9.6 Ownership of Intellectual Property. All inventions, modifications, discoveries,
designs, developments, improvements, processes, software programs, works of authorship,
documentation, formulae, data, techniques, know-how, trade secrets or intellectual property rights
or any interest therein (for purposes of this Section 9, the “Developments”) made
by the Employee, either alone or in conjunction with others, at anytime or at any place during the
Employee’s employment with the Company, whether or not reduced to writing or practice during such
period of employment, which relate to the business in which the Company is engaged or, to the
knowledge of the Employee, in which the Company intends to engage, shall be and hereby are the
exclusive property of the Company without any farther compensation to the Employee. In addition,
without limiting the generality of the prior sentence, all Developments which are copyrightable
work by the Employee are intended to be “work made for hire” as defined in Section 101 of the
Copyright Act of 1976, and shall be and hereby are the property of the Company.
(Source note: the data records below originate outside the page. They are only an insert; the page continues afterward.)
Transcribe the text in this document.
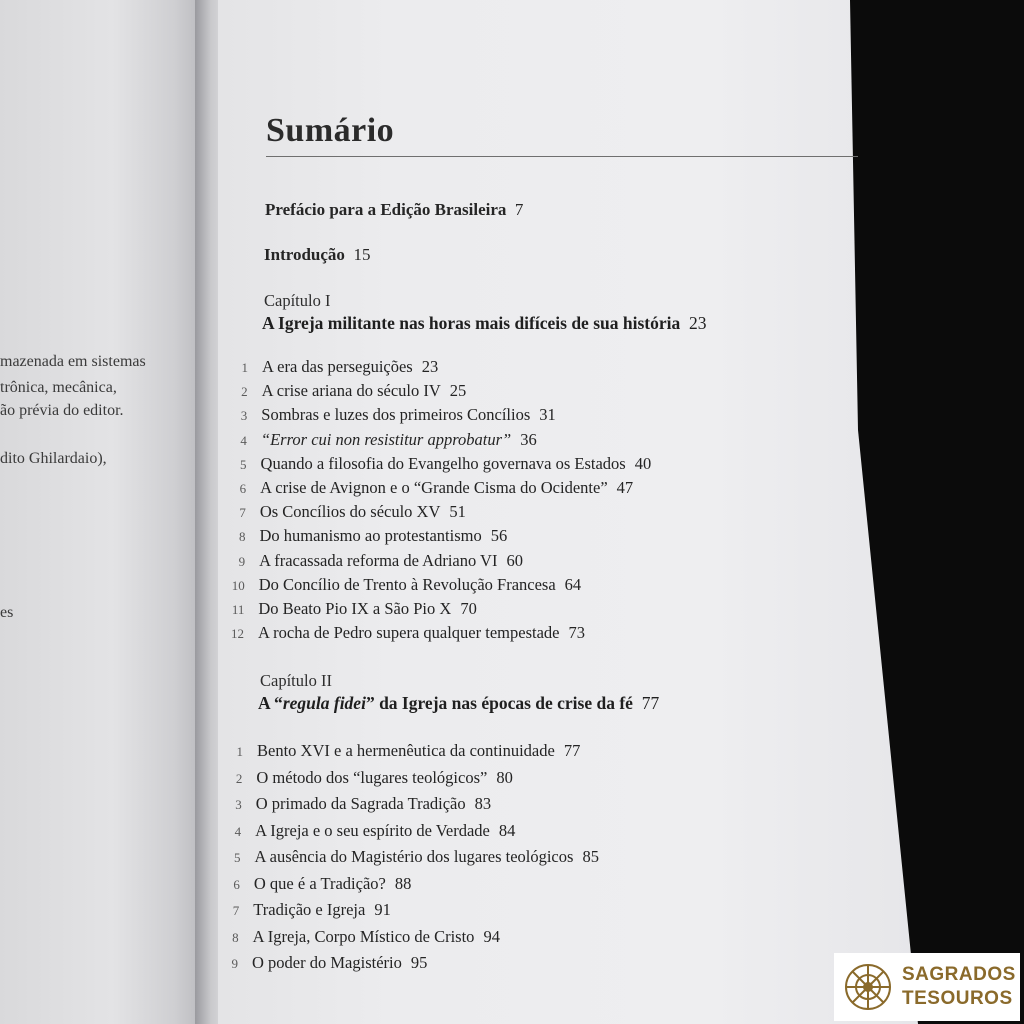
mazenada em sistemas
trônica, mecânica,
ão prévia do editor.
dito Ghilardaio),
es
Sumário
Prefácio para a Edição Brasileira 7
Introdução 15
Capítulo I
A Igreja militante nas horas mais difíceis de sua história 23
1 A era das perseguições 23
2 A crise ariana do século IV 25
3 Sombras e luzes dos primeiros Concílios 31
4 “Error cui non resistitur approbatur” 36
5 Quando a filosofia do Evangelho governava os Estados 40
6 A crise de Avignon e o “Grande Cisma do Ocidente” 47
7 Os Concílios do século XV 51
8 Do humanismo ao protestantismo 56
9 A fracassada reforma de Adriano VI 60
10 Do Concílio de Trento à Revolução Francesa 64
11 Do Beato Pio IX a São Pio X 70
12 A rocha de Pedro supera qualquer tempestade 73
Capítulo II
A “regula fidei” da Igreja nas épocas de crise da fé 77
1 Bento XVI e a hermenêutica da continuidade 77
2 O método dos “lugares teológicos” 80
3 O primado da Sagrada Tradição 83
4 A Igreja e o seu espírito de Verdade 84
5 A ausência do Magistério dos lugares teológicos 85
6 O que é a Tradição? 88
7 Tradição e Igreja 91
8 A Igreja, Corpo Místico de Cristo 94
9 O poder do Magistério 95
SAGRADOS
TESOUROS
The Employee shall promptly disclose any Developments to the Company. If any Development is
not the property of the Company by operation of law, other provisions of this Agreement or
otherwise, the Employee will, and hereby does, assign to the Company all right, title and interest
in such Development, without further consideration, and will assist the Company and its nominees in
every way, at the Company’s expense, to secure, maintain and defend the Company’s rights in such
Development. The Employee shall sign all instruments necessary for the filing and prosecution of
any applications for, or extension or renewals of, letters patent (or other intellectual property
registrations or filings) of the United States or any foreign country which the Company desires to
file and relates to any Development. The Employee hereby irrevocably designates and appoints the
Company and its duly authorized officers and agents as such Employee’s agent and attorney-in-fact
(which designation and appointment shall be deemed coupled with an interest and shall survive the
Employee’s death or incapacity), to act for and in the Employee’s behalf to execute and file any
such applications, extensions or renewals and to do all other lawfully permitted acts to further
the prosecution and
10
issuance of such letters patent, other intellectual property registrations or filings, or such
other similar documents with the same legal force and effect as if executed by the Employee.
9.7 Repayment of Proceeds. If Employee violates any provision of this Section 9,
then Employee shall be required to pay to the Company, within ten business days following the date
on which Employee commits such violation, an amount equal to the aggregate proceeds, if any,
Employee received upon the sale or other disposition of Employee’s Participation Shares.
9.8 Equitable Relief. The Employee acknowledges that (a) the provisions of this
Section 9 are essential to the Company; (b) that the Company would not enter into this
Agreement if it did not include this Section 9; and (c) that damages sustained by the
Company as a result of a breach of this Section 9 cannot be adequately remedied by monetary
damages. Furthermore, the Employee agrees that the Company, notwithstanding any other provision of
this Agreement, and in addition to any other remedy it may have under this Agreement, or at law,
will be entitled to injunctive and other equitable relief to prevent or curtail any breach of this
Section 9.
10. Miscellaneous.
10.1 Transfers to Permitted Transferees. Prior to the transfer of Participation Shares to
a Permitted Transferee (other than a transfer subsequent to a Sale of the Company), the Employee
shall deliver to the Company a written agreement of the proposed transferee (a) evidencing such
Person’s undertaking to be bound by the terms of this Agreement and (b) acknowledging that the
Participation Shares transferred to such Person will continue to be Participation Shares for
purposes of this Agreement in the hands of such Person. Any transfer or attempted transfer of
Participation Shares in violation of any provision of this Agreement or the LLC Agreement shall be
void, and the Company shall not record such transfer on its books or treat any purported transferee
of such Participation Shares as the owner of such Participation Shares for any purpose.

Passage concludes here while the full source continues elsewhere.